Multilingual Compositional Wikidata Questions
- URL: http://arxiv.org/abs/2108.03509v1
- Date: Sat, 7 Aug 2021 19:40:38 GMT
- Title: Multilingual Compositional Wikidata Questions
- Authors: Ruixiang Cui, Rahul Aralikatte, Heather Lent, Daniel Hershcovich
- Abstract summary: We propose a method for creating a multilingual, parallel dataset of question-Query pairs grounded in Wikidata.
We use this data to train semantics for Hebrew, Kannada, Chinese and English to better understand the current strengths and weaknesses of multilingual semantic parsing.

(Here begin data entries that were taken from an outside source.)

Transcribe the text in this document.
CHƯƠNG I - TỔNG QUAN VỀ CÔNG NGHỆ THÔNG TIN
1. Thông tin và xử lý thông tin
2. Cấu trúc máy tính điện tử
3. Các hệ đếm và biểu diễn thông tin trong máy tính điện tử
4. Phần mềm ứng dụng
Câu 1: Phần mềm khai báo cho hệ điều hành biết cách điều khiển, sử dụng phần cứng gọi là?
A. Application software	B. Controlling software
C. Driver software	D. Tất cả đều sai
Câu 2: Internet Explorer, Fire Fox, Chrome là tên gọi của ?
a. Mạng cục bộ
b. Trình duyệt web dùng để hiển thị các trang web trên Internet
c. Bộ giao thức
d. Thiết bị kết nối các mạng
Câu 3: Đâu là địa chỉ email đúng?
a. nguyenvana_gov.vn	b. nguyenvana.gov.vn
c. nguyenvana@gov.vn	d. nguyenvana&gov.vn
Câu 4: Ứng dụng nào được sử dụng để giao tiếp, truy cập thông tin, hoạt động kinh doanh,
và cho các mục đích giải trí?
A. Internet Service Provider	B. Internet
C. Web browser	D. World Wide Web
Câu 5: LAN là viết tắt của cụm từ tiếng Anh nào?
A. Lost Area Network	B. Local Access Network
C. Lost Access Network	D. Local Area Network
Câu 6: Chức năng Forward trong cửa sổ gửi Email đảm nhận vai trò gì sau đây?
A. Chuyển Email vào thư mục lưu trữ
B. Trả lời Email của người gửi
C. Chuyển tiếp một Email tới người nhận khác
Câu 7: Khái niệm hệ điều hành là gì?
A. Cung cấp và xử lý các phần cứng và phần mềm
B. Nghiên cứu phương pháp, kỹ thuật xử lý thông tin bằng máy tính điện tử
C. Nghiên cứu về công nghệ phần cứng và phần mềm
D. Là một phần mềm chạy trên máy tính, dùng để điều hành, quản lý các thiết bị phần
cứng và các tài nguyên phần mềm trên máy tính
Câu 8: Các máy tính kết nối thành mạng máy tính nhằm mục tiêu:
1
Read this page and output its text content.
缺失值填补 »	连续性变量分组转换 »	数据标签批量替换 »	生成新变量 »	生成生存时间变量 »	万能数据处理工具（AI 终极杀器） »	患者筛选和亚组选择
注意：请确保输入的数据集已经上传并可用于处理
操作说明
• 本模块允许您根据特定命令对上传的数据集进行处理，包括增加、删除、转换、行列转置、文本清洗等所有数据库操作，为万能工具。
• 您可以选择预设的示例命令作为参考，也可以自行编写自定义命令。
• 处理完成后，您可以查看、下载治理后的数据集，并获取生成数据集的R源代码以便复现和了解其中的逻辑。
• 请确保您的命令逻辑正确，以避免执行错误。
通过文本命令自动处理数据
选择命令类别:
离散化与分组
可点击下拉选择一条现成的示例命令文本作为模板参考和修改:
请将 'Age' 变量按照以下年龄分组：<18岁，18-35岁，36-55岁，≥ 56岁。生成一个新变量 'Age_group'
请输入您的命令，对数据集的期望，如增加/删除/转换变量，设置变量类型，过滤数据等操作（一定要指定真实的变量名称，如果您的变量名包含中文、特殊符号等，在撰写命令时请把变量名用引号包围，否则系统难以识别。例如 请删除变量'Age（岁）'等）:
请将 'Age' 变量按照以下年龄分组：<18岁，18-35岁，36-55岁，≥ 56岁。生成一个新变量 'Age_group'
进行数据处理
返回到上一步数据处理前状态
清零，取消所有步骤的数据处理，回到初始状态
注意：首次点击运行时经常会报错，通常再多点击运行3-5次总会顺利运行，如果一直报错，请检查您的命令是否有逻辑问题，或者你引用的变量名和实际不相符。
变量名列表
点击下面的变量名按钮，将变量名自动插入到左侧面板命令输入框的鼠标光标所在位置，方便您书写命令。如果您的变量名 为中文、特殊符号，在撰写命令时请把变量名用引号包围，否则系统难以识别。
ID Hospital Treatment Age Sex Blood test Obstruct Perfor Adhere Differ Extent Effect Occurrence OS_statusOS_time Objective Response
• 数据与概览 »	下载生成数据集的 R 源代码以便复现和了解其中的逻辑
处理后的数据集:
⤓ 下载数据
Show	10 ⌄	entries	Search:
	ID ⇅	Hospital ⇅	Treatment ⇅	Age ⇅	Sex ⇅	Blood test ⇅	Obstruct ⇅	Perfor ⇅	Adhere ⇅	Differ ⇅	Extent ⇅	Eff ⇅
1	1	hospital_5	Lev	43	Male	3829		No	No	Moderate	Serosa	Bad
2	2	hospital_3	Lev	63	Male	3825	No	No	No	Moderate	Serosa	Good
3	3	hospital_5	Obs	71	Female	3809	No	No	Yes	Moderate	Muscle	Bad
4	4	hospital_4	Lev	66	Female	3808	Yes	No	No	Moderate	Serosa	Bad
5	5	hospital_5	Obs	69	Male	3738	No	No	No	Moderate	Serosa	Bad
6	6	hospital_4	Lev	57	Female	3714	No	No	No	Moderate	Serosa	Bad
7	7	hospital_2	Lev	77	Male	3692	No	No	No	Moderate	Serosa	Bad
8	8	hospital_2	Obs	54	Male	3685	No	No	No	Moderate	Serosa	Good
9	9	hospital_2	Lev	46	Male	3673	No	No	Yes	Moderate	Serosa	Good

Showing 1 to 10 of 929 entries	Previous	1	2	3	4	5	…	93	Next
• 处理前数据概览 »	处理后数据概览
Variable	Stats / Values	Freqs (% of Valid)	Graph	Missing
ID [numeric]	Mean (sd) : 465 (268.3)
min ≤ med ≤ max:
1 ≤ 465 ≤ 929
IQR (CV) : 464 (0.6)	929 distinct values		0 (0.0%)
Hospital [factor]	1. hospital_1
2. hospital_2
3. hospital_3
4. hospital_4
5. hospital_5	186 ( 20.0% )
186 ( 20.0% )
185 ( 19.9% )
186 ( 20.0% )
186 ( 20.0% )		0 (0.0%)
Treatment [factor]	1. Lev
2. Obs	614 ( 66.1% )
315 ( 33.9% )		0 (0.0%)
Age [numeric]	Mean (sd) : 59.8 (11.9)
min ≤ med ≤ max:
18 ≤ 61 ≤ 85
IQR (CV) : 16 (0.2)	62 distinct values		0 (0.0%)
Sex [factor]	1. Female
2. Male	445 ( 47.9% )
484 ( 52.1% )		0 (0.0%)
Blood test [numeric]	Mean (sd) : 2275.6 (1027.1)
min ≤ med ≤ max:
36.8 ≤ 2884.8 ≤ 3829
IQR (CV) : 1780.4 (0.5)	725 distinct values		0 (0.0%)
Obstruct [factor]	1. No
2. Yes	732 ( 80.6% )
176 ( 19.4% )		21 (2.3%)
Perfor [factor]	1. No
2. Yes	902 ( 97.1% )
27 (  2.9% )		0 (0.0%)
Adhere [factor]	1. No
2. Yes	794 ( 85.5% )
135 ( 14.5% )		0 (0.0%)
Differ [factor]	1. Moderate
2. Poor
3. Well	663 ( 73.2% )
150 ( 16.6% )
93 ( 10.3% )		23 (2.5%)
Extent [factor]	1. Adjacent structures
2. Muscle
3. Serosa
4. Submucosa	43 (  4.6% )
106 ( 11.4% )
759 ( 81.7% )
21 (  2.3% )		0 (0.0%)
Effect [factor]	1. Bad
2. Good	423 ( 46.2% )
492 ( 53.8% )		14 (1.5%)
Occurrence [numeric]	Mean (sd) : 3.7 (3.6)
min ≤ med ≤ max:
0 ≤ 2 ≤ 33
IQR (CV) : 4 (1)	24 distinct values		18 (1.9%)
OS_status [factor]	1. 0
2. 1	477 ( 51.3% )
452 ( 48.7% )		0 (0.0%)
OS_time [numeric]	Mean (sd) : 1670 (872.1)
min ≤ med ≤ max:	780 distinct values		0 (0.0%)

- Score: 9.602430657819564
- License: http://creativecommons.org/licenses/by/4.0/
- Abstract: Semantic parsing allows humans to leverage vast knowledge resources through
natural interaction. However, parsers are mostly designed for and evaluated on
English resources, such as CFQ (Keysers et al., 2020), the current standard
benchmark based on English data generated from grammar rules and oriented
towards Freebase, an outdated knowledge base. We propose a method for creating
a multilingual, parallel dataset of question-query pairs, grounded in Wikidata,
and introduce such a dataset called Compositional Wikidata Questions (CWQ). We
utilize this data to train and evaluate semantic parsers for Hebrew, Kannada,
Chinese and English, to better understand the current strengths and weaknesses
of multilingual semantic parsing. Experiments on zero-shot cross-lingual
transfer demonstrate that models fail to generate valid queries even with
pretrained multilingual encoders. Our methodology, dataset and results will
facilitate future research on semantic parsing in more realistic and diverse
settings than has been possible with existing resources.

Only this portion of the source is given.